Thursday, January 13, 2011

MMR Vaccine and Autism

The story of the MMR vaccine and its purported relation to autism just got even more outrageous.

As you probably saw, the study on which the purported connection between the MMR vaccine and autism was found to be, not just wrong, but fraudulent. Now it comes out that the doctor involved (Andrew Wakefield) almost immediately (and secretly) tried to cash in on the "finding," even while the first child was still in the hospital.

This will surely be one of the most infamous cases of fraud in scientific history, perhaps worse of all because of all the needless worry and concern it caused parents.

Two lessons:

1) Science is self-correcting -- perhaps slowly, but it eventually and always corrects errors, usually with dispassionate, devastating force.

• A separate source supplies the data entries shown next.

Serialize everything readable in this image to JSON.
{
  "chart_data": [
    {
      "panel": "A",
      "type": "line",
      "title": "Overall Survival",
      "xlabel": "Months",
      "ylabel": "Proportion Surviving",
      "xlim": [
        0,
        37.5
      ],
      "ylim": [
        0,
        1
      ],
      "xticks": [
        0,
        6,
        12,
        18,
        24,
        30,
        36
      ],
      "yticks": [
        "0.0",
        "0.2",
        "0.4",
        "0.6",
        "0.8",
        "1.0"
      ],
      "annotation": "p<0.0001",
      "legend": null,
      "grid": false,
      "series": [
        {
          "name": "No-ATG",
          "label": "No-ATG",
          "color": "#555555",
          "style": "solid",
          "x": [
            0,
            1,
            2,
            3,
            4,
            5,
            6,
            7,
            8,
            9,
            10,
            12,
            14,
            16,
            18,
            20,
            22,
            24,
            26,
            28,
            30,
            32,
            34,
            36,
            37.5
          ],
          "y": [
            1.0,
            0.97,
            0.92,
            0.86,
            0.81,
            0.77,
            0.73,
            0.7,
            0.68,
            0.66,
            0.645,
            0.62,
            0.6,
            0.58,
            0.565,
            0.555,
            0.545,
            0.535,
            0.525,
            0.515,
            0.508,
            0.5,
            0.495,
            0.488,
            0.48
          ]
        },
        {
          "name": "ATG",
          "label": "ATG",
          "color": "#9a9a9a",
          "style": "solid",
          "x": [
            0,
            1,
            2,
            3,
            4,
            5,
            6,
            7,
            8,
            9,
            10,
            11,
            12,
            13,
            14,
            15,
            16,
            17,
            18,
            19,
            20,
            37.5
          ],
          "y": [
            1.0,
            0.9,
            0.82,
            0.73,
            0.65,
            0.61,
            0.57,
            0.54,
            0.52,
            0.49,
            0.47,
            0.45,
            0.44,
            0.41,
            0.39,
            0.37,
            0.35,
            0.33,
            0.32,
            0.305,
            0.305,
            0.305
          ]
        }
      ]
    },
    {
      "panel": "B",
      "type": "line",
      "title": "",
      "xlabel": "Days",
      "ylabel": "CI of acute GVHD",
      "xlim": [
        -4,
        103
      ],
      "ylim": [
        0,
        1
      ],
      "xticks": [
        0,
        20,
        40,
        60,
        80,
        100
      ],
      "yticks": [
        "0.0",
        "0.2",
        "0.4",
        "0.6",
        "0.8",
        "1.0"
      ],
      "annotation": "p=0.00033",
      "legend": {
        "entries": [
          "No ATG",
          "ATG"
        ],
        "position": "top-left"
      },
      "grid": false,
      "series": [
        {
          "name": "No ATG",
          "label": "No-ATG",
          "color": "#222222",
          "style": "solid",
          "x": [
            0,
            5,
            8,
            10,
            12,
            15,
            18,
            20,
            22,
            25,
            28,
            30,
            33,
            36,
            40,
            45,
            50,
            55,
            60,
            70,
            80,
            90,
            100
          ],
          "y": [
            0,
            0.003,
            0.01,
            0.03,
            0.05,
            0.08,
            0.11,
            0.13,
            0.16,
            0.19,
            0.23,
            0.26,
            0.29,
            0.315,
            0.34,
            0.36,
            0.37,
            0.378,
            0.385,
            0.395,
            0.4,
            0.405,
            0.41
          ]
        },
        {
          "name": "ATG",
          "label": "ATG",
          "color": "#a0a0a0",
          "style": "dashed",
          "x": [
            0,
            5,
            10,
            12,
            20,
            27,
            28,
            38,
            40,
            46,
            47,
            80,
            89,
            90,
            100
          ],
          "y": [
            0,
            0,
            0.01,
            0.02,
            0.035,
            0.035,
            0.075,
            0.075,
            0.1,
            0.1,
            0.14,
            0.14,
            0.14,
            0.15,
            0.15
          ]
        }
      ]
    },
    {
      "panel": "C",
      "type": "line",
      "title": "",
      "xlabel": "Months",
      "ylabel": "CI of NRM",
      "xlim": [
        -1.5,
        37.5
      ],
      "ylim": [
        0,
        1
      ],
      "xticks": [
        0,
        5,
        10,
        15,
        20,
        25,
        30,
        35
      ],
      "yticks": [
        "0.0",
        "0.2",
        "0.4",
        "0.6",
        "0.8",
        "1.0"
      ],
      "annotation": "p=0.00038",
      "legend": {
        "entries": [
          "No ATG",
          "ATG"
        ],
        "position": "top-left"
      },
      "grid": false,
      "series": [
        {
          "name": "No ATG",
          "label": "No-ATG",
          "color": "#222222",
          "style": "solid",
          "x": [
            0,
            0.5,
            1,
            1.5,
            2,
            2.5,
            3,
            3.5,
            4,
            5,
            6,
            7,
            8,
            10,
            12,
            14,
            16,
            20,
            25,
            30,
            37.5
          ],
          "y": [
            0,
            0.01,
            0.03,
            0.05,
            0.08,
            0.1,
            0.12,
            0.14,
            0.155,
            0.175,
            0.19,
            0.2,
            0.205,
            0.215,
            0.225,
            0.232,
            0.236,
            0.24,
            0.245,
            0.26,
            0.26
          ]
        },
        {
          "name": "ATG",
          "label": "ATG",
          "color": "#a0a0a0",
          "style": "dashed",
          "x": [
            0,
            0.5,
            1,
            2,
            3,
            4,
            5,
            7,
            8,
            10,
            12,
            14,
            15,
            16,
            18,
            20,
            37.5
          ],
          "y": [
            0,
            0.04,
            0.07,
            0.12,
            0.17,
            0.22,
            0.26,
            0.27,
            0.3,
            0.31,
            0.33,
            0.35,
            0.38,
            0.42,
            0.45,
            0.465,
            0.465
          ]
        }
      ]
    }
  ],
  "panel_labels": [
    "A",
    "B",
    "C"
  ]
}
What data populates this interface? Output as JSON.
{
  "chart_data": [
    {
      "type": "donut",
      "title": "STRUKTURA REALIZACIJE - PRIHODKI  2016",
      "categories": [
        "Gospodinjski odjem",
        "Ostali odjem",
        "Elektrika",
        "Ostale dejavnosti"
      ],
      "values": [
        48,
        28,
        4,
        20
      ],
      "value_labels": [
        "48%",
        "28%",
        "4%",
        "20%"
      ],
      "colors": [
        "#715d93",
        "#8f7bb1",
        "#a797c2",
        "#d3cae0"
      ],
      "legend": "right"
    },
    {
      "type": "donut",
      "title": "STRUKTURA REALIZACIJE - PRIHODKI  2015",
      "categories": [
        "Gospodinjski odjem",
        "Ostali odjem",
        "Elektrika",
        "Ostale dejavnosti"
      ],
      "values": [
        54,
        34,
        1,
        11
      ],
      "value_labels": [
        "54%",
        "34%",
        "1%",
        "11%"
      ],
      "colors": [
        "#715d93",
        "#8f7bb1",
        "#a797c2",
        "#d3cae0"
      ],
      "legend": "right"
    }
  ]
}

2) Like the case with crop circles, some people will never be convinced even when the errors and fraud are directly revealed. Jenny McCarthy writes:
For some reason, parents aren't being told that this "new" information about Dr. Wakefield isn't a medical report, but merely the allegations of a single British journalist named Brian Deer.
That's untrue. The paper was retracted. Andrew Wakefield was found guilty by the UK General Medical Council of dishonesty and flouting ethics protocols. Such retractions and findings happen after a lot of investigation and are far more than the findings of a single journalist.

And the incidence of measles is way up in the UK and elsewhere.